Other ways to spot a manipulative partner
Aside being sneaky players and emotional blackmailers, men who try to manipulate you in relationships will also never admit that that’s what they’re doing. They get defensive and sometimes they really do believe you’re the one treating them unfairly by trying to leave or call them out on their toxic behaviour.
“He’s always very defensive. He never accepts that he did wrong by me, and tries to make me feel guilty, always saying I caused it whenever he wrongs me.” Toni says of her boyfriend.
They’re also good at gaslighting which, in essence, is what happens when someone controls you by manipulating, hiding, and distorting the facts of your situation.
For example, in Toni’s case, despite knowing for sure that she’s not getting the right kind of energy she craves from her man and her relationship, he still makes her feel like the material things and good things he has done for her means she owe him an unpaid debt. She now believes that she is being ungrateful and fears that leaving him is tantamount to throwing his affection in his face, even though deep down she knows she has to leave and move on.
In her exact words: “I really want to move on because if I end up marrying him I will be miserable for the rest of my life. Because, right now, I have lost my self-esteem. I am not myself anytime I’m around him.”

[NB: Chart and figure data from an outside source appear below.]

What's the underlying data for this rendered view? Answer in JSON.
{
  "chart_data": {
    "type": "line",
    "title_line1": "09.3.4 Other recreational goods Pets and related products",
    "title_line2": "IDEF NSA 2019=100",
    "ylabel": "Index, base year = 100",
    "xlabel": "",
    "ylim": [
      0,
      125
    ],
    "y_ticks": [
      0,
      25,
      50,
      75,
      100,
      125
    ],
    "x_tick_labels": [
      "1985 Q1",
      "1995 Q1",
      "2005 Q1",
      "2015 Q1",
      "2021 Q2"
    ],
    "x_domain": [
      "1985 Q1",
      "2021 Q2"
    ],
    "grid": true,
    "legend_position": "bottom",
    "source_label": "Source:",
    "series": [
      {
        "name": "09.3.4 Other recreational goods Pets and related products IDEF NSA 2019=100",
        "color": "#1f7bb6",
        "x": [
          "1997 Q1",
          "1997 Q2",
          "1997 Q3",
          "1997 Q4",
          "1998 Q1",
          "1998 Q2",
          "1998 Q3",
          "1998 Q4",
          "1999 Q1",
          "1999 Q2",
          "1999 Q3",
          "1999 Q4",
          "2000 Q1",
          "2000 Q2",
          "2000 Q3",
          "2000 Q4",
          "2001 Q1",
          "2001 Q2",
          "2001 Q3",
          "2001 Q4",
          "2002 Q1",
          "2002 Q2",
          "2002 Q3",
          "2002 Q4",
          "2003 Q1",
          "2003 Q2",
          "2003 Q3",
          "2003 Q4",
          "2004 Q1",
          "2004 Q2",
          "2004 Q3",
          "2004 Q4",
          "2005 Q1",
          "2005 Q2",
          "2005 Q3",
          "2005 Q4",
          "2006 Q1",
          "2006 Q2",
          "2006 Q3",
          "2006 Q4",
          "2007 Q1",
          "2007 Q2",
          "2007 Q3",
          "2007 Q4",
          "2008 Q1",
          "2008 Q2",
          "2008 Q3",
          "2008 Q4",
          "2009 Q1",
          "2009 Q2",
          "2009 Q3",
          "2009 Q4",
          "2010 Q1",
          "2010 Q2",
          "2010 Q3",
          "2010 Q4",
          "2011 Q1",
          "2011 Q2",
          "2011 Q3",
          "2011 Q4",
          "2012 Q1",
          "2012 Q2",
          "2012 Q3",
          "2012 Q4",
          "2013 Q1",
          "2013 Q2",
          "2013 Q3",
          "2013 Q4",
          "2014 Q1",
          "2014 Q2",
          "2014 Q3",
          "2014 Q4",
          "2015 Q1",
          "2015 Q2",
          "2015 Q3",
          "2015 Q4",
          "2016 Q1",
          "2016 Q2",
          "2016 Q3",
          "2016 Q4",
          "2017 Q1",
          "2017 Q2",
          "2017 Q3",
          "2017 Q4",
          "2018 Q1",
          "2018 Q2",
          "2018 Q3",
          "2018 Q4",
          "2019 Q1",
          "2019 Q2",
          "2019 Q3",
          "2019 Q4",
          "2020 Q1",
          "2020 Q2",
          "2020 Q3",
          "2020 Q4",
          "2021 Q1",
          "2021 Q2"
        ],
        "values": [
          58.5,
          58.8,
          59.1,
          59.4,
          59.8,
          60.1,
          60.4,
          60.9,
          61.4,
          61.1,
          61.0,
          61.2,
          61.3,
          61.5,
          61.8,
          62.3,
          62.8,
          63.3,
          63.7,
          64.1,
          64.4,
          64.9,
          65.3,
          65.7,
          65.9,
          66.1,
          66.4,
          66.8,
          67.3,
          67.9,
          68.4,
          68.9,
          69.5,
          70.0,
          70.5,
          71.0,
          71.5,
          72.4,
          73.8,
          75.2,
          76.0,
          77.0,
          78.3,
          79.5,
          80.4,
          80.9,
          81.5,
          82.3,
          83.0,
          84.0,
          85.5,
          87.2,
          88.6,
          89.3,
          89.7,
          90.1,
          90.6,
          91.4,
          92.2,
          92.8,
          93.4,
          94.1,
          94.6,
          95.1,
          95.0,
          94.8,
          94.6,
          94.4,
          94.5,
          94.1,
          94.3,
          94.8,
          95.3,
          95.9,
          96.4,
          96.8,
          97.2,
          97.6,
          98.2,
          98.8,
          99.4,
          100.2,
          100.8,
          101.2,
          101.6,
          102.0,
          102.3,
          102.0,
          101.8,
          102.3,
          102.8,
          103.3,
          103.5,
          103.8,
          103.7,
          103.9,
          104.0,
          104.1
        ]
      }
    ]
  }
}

Manipulators also try to distort people’s opinion of you. When I asked Dammy, a newly-married friend, about her ex whom she says was so manipulative that she almost ran mad, she tells me that when she eventually got fed up of his lying, emotionally-abusive ways, he went ahead to ruin her reputation with his family, all of whom used to be nice and friendly with her even before she and he started dating.
In Patricia’s case, her boss/suitor, seeing that she was getting pretty close to one other male colleague, went and tried to make that other colleague think he was already having sex with her.
“When I found out and raked hard for him, he began crying, shedding tears,” she recalls.
Manipulation is a form of abuse
Even though it falls short of physical assault, manipulation is abuse nonetheless and could, many times devolve to physical abuse eventually.
However, whether or not it does, the reaction to abuse – whether emotional or physical is to seek a way out. A partner whose way of relating with you only involves toxic, manipulative ways is not your project to try and work on. Abusive men [or even women], especially the ones who are long and hardened in the practice, are not yours to try and remould. It is better to step out of the situation and let them figure out their sh** by themselves.
They might. They might not. But is it worth it to jeopardise your happiness on the possibility of that change happening? If you ask me, I’ll say no.
Ten times out of ten.
_______
** Names changed at the request of respondents who would rather remain anonymous.